Rule #1 of Drug Legalization is Don't Talk About Drug Legalization
But there are things we can do about drug policy that would reduce the number of people in prison, and the extent of drug abuse and drug related crime. Legalization isn't one of them because there's not public support for it. And if we acknowledge the fact that, from the point of view of the majority of the population it's a loser, um, then it's not as if we can talk them out of that, so I think the legalization debate is mostly a distraction from doing the real work of fixing our drug policies.Kleiman has long positioned himself as somewhat of a centrist in the drug policy debate, finding fault on both sides of the fence and calling for reform while dismissing legalization as unrealistic and irresponsible. To that end, the above quote may be his most perplexing to date.
Along these same lines, I once attended a discussion of Peter Reuter and David Boyum's book An Analytic Assessment of U.S. Drug Policy, in which the authors admitted ignoring the legalization option in their analysis. Boyum claimed that there was no legitimate political support for ending the drug war and that he and Reuter had therefore confined themselves to recommendations that they thought were politically viable.
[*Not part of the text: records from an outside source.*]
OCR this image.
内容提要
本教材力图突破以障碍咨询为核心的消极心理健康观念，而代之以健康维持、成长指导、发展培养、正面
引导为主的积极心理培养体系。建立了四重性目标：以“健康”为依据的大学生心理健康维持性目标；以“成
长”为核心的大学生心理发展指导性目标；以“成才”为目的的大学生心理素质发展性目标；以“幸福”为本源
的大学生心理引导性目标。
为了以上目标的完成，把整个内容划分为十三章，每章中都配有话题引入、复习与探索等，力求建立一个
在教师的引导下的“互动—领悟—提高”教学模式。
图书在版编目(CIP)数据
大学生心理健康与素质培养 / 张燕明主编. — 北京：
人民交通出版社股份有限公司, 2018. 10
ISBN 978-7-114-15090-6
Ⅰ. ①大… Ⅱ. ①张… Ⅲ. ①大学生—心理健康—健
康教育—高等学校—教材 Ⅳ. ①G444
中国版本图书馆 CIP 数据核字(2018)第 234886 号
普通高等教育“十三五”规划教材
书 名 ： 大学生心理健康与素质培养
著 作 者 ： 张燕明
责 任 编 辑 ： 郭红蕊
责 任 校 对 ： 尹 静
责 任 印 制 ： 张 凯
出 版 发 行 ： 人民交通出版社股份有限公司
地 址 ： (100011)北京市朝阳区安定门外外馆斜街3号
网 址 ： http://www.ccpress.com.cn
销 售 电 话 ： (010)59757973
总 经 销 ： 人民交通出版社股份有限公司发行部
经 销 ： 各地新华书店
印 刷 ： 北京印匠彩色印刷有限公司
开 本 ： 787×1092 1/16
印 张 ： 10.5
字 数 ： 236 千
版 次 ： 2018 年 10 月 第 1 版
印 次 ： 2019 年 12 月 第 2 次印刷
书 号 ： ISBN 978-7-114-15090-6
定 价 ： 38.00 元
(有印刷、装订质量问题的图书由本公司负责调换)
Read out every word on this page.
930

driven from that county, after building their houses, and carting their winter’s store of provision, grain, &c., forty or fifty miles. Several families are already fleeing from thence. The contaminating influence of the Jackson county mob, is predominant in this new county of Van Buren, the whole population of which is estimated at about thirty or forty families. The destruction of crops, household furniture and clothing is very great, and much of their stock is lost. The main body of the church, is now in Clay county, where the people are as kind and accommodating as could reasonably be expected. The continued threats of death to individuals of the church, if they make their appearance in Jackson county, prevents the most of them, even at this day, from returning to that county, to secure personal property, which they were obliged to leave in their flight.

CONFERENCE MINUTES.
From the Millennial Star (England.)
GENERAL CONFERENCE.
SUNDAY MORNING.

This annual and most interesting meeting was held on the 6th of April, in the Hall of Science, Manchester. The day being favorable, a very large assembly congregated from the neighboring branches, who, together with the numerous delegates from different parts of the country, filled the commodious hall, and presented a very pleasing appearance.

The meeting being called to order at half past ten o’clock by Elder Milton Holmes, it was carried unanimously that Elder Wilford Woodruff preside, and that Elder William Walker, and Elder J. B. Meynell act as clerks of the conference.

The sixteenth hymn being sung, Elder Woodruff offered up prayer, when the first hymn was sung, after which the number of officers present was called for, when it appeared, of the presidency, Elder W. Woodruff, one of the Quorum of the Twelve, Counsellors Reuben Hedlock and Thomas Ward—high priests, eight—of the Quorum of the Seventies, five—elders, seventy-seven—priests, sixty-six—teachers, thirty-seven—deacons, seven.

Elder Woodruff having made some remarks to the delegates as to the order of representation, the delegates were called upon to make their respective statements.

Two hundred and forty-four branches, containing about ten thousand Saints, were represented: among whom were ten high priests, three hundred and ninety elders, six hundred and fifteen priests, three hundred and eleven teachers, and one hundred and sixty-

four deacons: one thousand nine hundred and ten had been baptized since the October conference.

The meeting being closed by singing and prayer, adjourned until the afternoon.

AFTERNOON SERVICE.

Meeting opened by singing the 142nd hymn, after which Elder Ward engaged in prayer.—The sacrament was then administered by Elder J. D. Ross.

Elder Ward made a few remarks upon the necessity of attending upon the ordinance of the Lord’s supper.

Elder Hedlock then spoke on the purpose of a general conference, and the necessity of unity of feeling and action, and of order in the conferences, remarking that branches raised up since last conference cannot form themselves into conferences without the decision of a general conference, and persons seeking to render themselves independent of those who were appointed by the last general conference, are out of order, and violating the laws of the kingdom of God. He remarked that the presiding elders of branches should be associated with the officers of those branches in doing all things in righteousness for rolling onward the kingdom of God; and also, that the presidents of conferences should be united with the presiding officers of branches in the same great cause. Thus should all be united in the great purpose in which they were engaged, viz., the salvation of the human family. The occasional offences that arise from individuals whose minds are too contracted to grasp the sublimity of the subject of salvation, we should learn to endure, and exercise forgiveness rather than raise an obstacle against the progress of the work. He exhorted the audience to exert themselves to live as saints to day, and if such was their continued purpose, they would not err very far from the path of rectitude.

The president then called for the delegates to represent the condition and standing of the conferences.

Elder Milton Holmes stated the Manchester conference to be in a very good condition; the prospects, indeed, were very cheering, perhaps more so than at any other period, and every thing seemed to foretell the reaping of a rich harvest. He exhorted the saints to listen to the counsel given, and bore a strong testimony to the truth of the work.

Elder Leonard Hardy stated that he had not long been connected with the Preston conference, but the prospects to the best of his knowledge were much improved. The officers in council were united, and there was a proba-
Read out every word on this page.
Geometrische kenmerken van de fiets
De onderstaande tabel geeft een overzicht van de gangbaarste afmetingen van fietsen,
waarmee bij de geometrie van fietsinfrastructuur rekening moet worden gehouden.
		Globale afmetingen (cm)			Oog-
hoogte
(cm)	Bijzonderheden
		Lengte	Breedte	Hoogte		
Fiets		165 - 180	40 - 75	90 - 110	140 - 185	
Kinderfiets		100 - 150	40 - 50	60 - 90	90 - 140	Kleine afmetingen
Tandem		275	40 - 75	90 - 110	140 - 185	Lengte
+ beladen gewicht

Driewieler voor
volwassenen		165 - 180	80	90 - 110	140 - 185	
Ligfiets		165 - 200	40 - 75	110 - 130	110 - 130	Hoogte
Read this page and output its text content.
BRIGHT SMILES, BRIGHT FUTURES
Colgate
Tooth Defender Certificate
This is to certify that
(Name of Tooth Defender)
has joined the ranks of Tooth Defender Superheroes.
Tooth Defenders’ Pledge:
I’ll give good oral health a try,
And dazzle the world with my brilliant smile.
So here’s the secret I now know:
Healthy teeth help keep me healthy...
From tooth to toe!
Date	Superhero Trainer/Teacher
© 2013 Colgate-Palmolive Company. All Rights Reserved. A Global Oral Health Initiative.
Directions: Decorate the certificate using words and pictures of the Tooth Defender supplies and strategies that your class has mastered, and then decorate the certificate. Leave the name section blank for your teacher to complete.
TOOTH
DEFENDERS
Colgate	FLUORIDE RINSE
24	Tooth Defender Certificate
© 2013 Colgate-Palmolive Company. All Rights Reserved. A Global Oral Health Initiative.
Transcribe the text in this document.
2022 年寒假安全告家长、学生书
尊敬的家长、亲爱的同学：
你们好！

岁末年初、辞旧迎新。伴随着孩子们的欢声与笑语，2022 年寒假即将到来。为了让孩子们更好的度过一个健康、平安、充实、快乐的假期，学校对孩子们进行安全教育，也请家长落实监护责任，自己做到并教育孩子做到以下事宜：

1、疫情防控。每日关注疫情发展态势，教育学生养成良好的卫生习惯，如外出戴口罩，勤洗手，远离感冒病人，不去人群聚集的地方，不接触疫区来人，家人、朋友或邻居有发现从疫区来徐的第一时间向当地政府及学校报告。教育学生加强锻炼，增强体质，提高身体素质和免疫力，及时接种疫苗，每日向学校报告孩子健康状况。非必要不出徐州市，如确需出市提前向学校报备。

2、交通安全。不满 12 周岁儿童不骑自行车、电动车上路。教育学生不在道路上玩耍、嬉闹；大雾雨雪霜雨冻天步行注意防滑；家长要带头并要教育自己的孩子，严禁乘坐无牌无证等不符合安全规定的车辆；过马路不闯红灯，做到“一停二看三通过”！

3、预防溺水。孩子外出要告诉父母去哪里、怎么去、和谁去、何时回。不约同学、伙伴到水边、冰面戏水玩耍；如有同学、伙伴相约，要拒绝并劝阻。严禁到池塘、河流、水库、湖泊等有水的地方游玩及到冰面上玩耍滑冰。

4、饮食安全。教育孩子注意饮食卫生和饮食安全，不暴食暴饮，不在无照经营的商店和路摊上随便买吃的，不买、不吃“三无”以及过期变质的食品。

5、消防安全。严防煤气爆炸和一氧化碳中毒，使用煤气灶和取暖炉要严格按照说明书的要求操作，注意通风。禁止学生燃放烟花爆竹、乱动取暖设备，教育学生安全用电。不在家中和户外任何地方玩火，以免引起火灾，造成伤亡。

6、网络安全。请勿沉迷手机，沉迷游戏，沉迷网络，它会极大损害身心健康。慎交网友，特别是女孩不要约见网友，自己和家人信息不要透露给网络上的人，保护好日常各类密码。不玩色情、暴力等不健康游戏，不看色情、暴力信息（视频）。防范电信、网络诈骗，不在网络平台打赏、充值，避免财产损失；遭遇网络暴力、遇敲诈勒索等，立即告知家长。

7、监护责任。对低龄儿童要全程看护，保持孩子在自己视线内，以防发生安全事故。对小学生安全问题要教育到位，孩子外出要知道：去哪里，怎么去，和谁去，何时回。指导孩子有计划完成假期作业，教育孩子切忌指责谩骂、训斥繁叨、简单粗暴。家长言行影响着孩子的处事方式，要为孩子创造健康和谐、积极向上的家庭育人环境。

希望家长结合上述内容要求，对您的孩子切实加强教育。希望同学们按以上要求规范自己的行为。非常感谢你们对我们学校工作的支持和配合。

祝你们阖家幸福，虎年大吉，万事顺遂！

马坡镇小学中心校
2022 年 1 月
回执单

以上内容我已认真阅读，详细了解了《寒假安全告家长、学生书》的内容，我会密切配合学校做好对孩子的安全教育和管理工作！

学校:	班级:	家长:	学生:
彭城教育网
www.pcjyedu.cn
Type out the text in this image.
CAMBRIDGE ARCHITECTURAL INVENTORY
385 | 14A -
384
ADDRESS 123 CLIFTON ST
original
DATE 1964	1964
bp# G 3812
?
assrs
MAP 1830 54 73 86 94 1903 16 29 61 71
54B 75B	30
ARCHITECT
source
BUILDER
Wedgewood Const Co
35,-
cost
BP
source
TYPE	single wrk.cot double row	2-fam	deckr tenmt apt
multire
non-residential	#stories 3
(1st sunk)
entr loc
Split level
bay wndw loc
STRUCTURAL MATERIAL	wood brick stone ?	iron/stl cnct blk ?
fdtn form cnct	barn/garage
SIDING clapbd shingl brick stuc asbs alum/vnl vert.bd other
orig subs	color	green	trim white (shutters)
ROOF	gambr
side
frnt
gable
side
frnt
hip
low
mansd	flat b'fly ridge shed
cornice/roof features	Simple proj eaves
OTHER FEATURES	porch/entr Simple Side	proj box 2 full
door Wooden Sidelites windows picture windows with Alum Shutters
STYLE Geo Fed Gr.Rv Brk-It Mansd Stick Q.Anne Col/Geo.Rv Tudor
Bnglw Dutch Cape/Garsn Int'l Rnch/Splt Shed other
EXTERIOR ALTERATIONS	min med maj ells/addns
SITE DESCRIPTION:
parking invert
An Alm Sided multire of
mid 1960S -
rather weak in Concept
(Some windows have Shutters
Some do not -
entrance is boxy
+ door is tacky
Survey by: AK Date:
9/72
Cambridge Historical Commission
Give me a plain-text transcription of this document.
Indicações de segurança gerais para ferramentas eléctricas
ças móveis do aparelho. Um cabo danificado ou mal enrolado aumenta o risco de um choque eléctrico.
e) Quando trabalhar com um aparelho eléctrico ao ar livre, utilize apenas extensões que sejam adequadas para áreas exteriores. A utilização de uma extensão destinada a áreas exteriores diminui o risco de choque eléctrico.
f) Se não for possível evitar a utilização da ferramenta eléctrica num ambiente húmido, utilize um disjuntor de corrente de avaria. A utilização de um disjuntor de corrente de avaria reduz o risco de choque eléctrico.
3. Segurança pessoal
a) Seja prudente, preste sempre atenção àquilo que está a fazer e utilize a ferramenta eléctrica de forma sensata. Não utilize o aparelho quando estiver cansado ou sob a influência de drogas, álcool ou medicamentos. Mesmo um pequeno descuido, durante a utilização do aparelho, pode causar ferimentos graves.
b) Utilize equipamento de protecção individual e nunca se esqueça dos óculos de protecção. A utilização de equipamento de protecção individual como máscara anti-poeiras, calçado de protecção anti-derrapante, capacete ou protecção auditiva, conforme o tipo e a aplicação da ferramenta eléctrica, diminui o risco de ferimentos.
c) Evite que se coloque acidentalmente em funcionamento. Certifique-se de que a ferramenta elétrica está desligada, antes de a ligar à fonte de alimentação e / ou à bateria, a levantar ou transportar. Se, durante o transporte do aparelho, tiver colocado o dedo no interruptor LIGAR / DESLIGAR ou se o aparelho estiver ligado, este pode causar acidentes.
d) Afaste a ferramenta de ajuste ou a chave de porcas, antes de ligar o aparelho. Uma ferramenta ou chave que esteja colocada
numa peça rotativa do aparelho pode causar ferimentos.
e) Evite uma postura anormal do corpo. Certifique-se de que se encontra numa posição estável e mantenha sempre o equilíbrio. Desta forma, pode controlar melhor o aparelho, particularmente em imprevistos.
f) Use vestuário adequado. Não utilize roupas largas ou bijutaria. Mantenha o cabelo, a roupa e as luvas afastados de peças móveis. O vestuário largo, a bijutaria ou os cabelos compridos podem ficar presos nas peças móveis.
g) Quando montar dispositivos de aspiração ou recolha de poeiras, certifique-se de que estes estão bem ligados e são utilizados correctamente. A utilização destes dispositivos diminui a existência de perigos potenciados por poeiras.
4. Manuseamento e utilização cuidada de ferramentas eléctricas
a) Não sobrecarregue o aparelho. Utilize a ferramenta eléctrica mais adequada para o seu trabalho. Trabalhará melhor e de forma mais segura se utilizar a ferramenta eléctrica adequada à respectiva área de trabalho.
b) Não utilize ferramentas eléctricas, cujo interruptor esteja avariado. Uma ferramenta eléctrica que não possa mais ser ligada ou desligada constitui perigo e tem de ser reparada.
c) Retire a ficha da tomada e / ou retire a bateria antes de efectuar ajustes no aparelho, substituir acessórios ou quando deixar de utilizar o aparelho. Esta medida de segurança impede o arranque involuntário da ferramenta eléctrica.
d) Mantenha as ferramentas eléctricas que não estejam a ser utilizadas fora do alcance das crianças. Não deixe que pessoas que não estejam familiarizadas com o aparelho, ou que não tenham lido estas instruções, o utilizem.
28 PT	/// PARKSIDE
It is just depressing to witness academics confining the discussion of complex issues within the parameters of pre-existing public opinion. What's the point of possessing vast knowledge of any subject if one chooses to then limit themselves to the preferred policy prescriptions of all the people who don't know what the hell they're talking about?
Plainly, the whole don't-talk-about-drug-legalization argument as stated above has absolutely nothing to do with the merits of drug legalization. Taken at face value, these pleading solicitations for us to shut up carry with them the salient implication that if drug legalization were politically viable, then it would be a perfectly sensible thing to discuss.
Ironically, drug legalization could become politically viable overnight if not for the multitudes of influential people who continue to oppose it largely because it lacks political viability.